Plan: mostly milkfat
Stats: 190/152.4/154 Male 67inches
BF:
Progress: 104%
Location: Ontario
Default

I'm a bit of a broken record on Jimmy Moore. For a year he reported measuring out his food daily, tracking protein and carbs as grams and keeping them in a certain range, and maintaining a certain fat percentage. Of course this means that calories are kept at a certain level as well, it's just not put in terms of calories. He also measured blood ketones and glucose daily. I don't know that these last are necessary for everybody--but even if keeping ketones just so isn't necessary for success with the approach he takes, I wonder if it didn't have a value for keeping him focused.
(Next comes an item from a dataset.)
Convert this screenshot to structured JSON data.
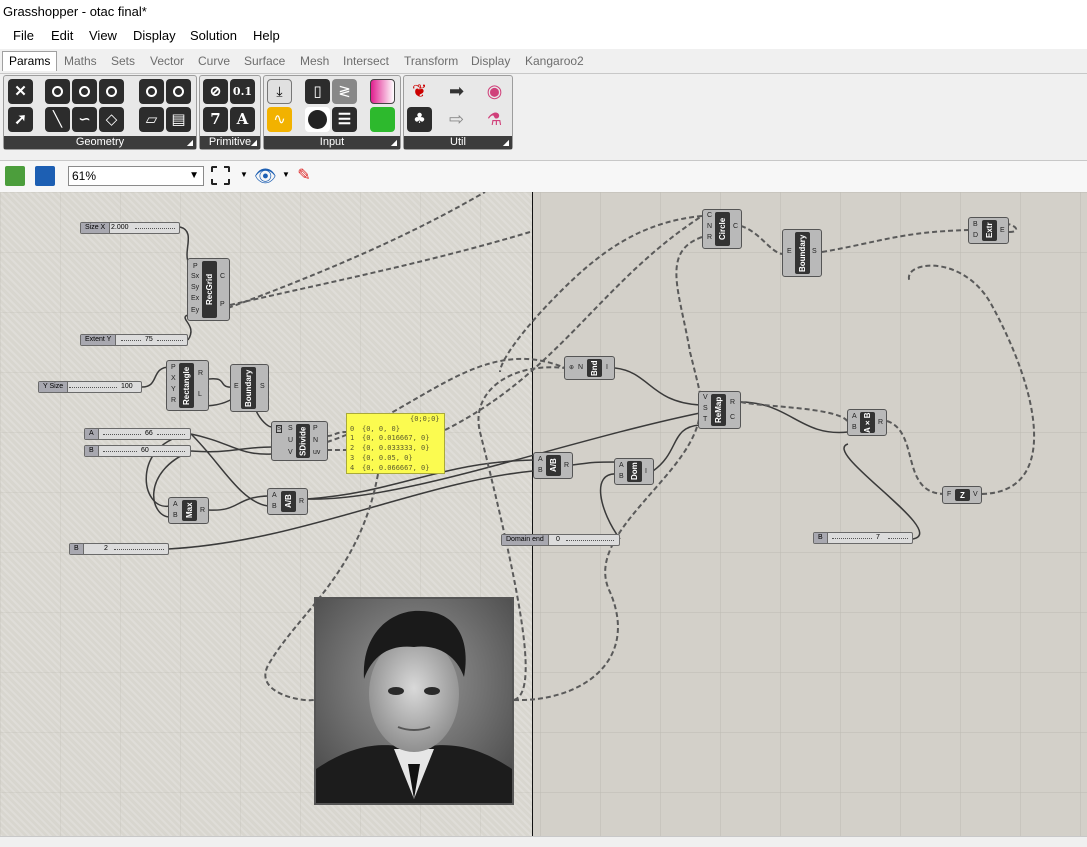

For a full year, this worked, Jimmy lost weight. After the year, he spent that time at the Perfect Health resort that Woo mentions. Also in podcasts after that, I heard him telling people again and again, that while he was glad he did the experiment, being as concerned with every little bit of food that went into his mouth, weighing, taking ketones and blood glucose daily, etc., seemed to him a bit orthorexic. Whatever else it was, it seemed to have worked. If you look at what some type 1 diabetics do to control their blood glucose--if Dr. Bernstein were not type 1 diabetic, his fascination with his blood glucose would be weird, maybe some sort of obsessive compulsive disorder. For him it's life-saving. If somebody counts every scrap of food and gram of carbs and protein and doesn't need to--that might be orthorexic. Doing it only because you need to, even against your natural instinct, is different, that's a corrective measure. People may still act like you're being weird, and that's a problem, lack of support can make things more difficult.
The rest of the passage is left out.